Susin’s work has been shown in institutions such as: La Chapelle de Saint-Augustin, Beaux Art de Paris; Forum Stadt Park Gratz; Museum of Contemporary Art, Mexico City; Oscar Niemeyer Museum, Brazil; Garage Center, Moscow; Fotohof, Salzburg; Fondation Miglorissi, Asuncion; Musée des Abattoirs, Toulouse.
Mirron Mitzkewich, born in Moscow in 2000, left Russia in 2018 and became a political refugee in 2024. He lives and works in Paris, where he graduated with a bachelor’s degree in Cinema and Audiovisual Studies at Université Paris 1 in 2022.

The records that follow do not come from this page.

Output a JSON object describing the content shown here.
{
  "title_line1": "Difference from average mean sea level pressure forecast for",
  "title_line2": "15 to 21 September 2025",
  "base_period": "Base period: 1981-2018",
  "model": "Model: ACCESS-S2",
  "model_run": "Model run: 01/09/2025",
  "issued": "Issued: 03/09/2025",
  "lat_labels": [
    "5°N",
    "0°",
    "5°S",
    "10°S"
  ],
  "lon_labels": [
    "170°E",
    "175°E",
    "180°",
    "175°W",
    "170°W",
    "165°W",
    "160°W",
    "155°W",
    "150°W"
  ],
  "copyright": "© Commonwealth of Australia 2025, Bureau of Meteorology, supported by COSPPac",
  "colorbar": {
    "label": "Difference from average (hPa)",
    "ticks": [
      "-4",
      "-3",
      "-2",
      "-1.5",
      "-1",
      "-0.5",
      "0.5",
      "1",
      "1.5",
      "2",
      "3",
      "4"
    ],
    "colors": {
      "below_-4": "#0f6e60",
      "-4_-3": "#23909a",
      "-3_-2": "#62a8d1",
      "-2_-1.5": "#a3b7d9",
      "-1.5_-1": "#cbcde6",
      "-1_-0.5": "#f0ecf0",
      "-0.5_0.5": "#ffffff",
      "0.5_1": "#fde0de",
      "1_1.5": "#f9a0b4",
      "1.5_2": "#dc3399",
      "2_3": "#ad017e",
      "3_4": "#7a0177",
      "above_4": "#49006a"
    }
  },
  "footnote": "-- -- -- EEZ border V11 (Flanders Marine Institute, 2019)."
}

Since 2018, he has directed and co-directed several experimental short films in digital and Super 8. Since 2022, Mirron Mitzkewich has been collaborating with musician and composer Jeanne Susin on music videos and live recordings. The same year sees the start of a collaboration with Royal Book Lodge, editing video archives and producing new recordings of exhibitions and performances. In 2023, he worked on the editing and partial direction of the film Chronos-Swimmer by Juli Susin and Raisa Aid, presented at the Musée des Abattoirs, Toulouse. In 2024, co-directs the short film « Summoning » with Juli Susin. His latest work, an audiovisual installation entitled « Alienum Corpus », questions selfrepresentation, aiming to transcribe personal experiences of gender transition and exile, a
reflection on alienation in one’s own body and in the world.
Royal Book Lodge emergerged from a collaboration between the artists Juli Susin and Véronique Bourgoin at the end of the 1980s. Its modus operandi is a creation of books that enable a dialogue between artists and synthesizes experimentations with different media as painting, sculpture, photography, film, installations, ceramics, writing. RBL features a list of over forty artists’ books. Often limited editions with elaborate designs, each book offers
innovative stagings of images, texts, and sometimes objects, creating hybrid forms between book, sculpture, and artifact.
From 2000 Royal Book Lodge has made publishing a collaborative process that transcends the physical reality of the book and generates unexpected correspondences, which unpack questions caught up in various constructs of our time related to materiality and dissolution, autobiographical structures and mythological encodings, fiction and reality, human and inhuman, violence and art’s potential as a pharmacological first aid kit.